1993 Russian crewed spaceflight to Mir

Soyuz TM-17 was a Russian spaceflight to the space station Mir, launched on July 1, 1993. It carried Russian cosmonauts Vasily Tsibliyev and Aleksandr Serebrov, along with French astronaut Jean-Pierre Haigneré. It lasted 196 days and 17 hours, making more than 3,000 orbits of the planet Earth.

==Crew==

| Position | Launching crew | Landing crew |
|---|---|---|
| Commander | Vasili Tsibliyev First spaceflight |  |
| Flight engineer | Aleksandr Serebrov Fourth and last spaceflight |  |
| Research cosmonaut | Jean-Pierre Haigneré, CNES First spaceflight | None |

==Mission highlights==

Soyuz TM-17 was the 17th expedition to the Russian Space Station Mir.
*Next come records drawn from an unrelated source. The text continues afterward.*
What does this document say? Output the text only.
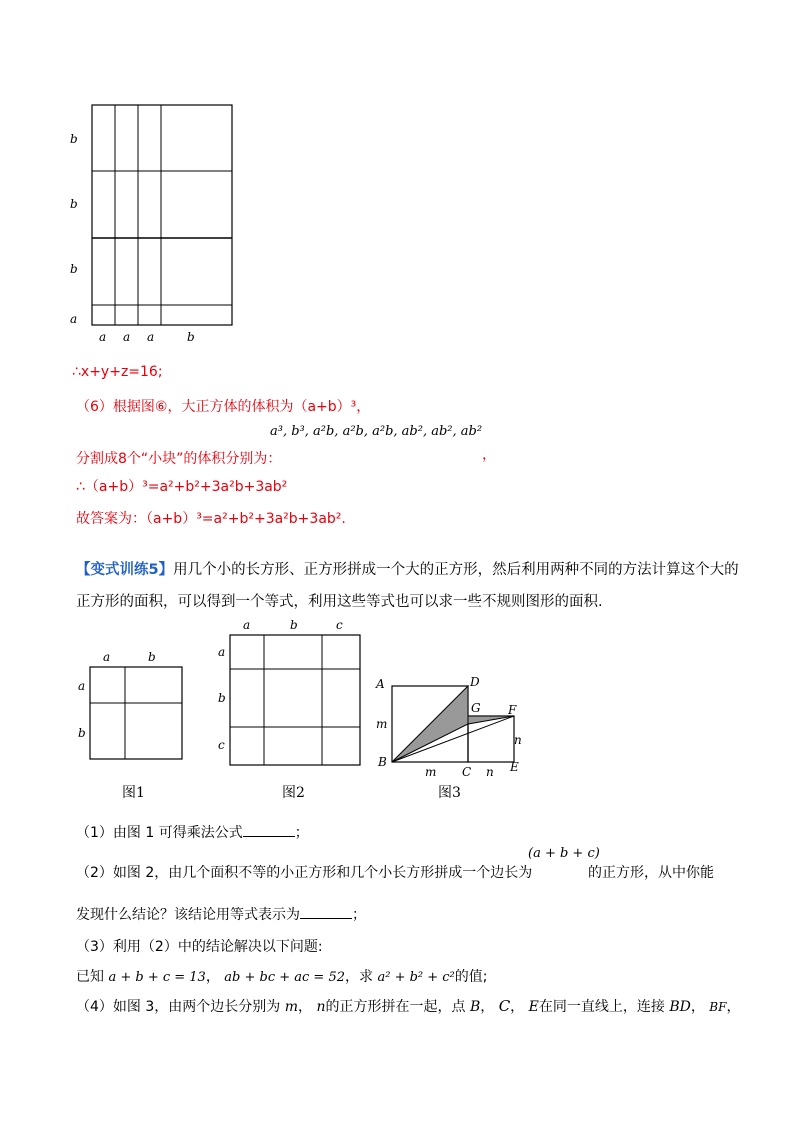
b
b
b
a
a a a	b
∴x+y+z=16;
（6）根据图⑥，大正方体的体积为（a+b）³，
分割成8个“小块”的体积分别为：
a³, b³, a²b, a²b, a²b, ab², ab², ab²
，
∴（a+b）³=a²+b²+3a²b+3ab²
故答案为：（a+b）³=a²+b²+3a²b+3ab².
【变式训练5】用几个小的长方形、正方形拼成一个大的正方形，然后利用两种不同的方法计算这个大的
正方形的面积，可以得到一个等式，利用这些等式也可以求一些不规则图形的面积.
a	b
a
b
图1
a	b	c
a
b
c
图2
A	D
G F
B
C	E
m
m	n
n
图3
（1）由图 1 可得乘法公式	；
（2）如图 2，由几个面积不等的小正方形和几个小长方形拼成一个边长为
(a + b + c)
的正方形，从中你能
发现什么结论？该结论用等式表示为	；
（3）利用（2）中的结论解决以下问题:
已知 a + b + c = 13， ab + bc + ac = 52，求 a² + b² + c²的值;
（4）如图 3，由两个边长分别为 m， n的正方形拼在一起，点 B， C， E在同一直线上，连接 BD， BF，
At 7:37:11 a.m. Moscow time (MT), on 1994 January 14, Soyuz TM-17 separated from the forward port of the Mir station. At 7:43:59 a.m., the Mission Control Center in Korolev (TsUP) ordered Tsibliyev to steer Soyuz TM-17 to within 15 metres of the Kristall module to begin photography of the APAS-89 docking system. At 7:46:20 a.m., Tsibliyev complained that Soyuz TM-17 was handling sluggishly. Serebrov, standing by for photography in the orbital module, then asked Tsibliyev to move the spacecraft out of the station plane because it was coming close to one of the solar arrays. In Mir, Viktor Afanasyev ordered Valeri Polyakov and Yuri Usachyov to evacuate to the Soyuz TM-18 spacecraft. At 7:47:30 a.m., controllers in the TsUP saw the image from Soyuz TM-17's external camera shake violently, and Serebrov reported that Soyuz TM-17 had hit Mir. The TsUP then lost communications with Mir and Soyuz TM-17. Intermittent communications were restored with Soyuz TM-17 at 7:52 a.m. Voice communications with Mir were not restored until 8:02 a.m. Inspection of Soyuz TM-17 indicated no serious damage. In this connection, the Russians revealed that they had studied contingency reentries by depressurized spacecraft in the wake of the Soyuz 11 accident. The Mir cosmonauts did not feel the impact, though the station's guidance system registered angular velocity and switched to free flying mode.

Later analysis indicated that the right side of the orbital module had struck Mir two glancing blows 2 seconds apart. The impact point was on Kristall, near its connection to the Mir base block. The cause of the impact was traced to a switch error: the hand controller in the orbital module which governed braking and acceleration was switched on, disabling the equivalent hand controller (the left motion control lever) in the descent module. Tsibliyev was able to use the right lever to steer the Soyuz past Mir's solar arrays, antennas, and docking ports after it became clear impact was inevitable.